Playlist: The Järvi three

James Jolly
Saturday, December 2, 2017

Six of the finest recordings from the Estonian conducting family

Choosing just two recordings from a catalogue of over 500 redefines the relationship between quarts and pint pots, but I’m going to plump for Neeme Järvi’s Gramophone Award-winning Chandos recording of Prokofiev’s Sixth Symphony – surely the composer’s greatest, of which this magnificent performance leaves you in no doubt. My other recording from him is from his pioneering cycle for BIS of symphonies by his fellow Estonian Eduard Tubin (1905-82). Tubin left 10 completed symphonies and I’m opting for the Tenth from 1973, a single-movement work with a wonderfully fibrous texture and a very satisfying shape and structure. Its mood is sombre and elegiac yet Tubin packs so much in and with a performance as rich (and magnificently recorded) as this, it’ll soon find a special place in your affections.

Paavo is no sloth when it comes to making records and, again, choosing two is quite an ask. I’m opting for a fairly recent recording of Bruckner’s Sixth Symphony, a modern version that shows what a superb conductor Paavo is – his control of the Frankfurt RSO (and he’s a conductor who selects the repertoire for each of his orchestras with immense care) is very impressive and, what’s more, he negotiates the shifts and turns of this strangely elusive work with enormous dexterity. As Paavo says in the interview on page 14, Estonian music is something he champions wherever and whenever he can, and one composer he has done an enormous service for is Erkki-Sven Tüür. I’m particularly drawn to an ECM recording of the Piano Concerto and Seventh Symphony. As David Fanning said of the symphony: ‘This is another granite-hewn score, which seizes you by the magnificence of its soundmasses, then holds you by the logic of their mutations.’

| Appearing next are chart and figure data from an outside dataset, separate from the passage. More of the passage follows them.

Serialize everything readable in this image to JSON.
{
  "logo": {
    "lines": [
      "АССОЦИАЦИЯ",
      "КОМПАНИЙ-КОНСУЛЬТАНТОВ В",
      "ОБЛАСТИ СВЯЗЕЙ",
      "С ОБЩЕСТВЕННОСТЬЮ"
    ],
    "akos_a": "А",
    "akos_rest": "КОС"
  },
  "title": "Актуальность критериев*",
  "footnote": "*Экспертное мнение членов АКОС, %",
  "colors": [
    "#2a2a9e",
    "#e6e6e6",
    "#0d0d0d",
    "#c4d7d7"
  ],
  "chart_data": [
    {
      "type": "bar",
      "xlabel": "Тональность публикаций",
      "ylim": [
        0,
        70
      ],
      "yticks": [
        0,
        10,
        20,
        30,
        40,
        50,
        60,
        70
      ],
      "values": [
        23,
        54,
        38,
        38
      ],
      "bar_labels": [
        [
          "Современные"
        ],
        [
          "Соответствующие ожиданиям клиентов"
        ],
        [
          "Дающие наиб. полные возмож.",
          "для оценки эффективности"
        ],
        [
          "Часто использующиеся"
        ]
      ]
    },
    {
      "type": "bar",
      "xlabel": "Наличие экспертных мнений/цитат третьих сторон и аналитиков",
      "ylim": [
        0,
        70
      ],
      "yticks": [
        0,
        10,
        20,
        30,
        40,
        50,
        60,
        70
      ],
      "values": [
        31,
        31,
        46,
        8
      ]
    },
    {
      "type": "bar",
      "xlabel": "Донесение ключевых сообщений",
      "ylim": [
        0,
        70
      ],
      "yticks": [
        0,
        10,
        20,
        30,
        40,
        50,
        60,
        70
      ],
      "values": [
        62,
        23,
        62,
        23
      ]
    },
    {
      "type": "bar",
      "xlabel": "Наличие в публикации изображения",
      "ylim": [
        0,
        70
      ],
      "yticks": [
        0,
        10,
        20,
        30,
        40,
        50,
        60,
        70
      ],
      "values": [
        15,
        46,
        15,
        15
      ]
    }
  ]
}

Kristjan Järvi may lag a bit in the family discography stakes but he’s made some impressive recordings. His Leipzig version of Tchaikovsky’s complete incidental music for the play The Snow Maiden is a total joy and actually gives his father’s Chandos recording a run for its money. Like his brother and father, Kristjan has performed a lot of Arvo Pärt’s music and his Sony Classical collection entitled ‘Cantique’ is very impressive, and a nice introduction to slightly more unusual Pärt fare – linking the powerful, choral Stabat mater and Cantique des degrés with the Third Symphony.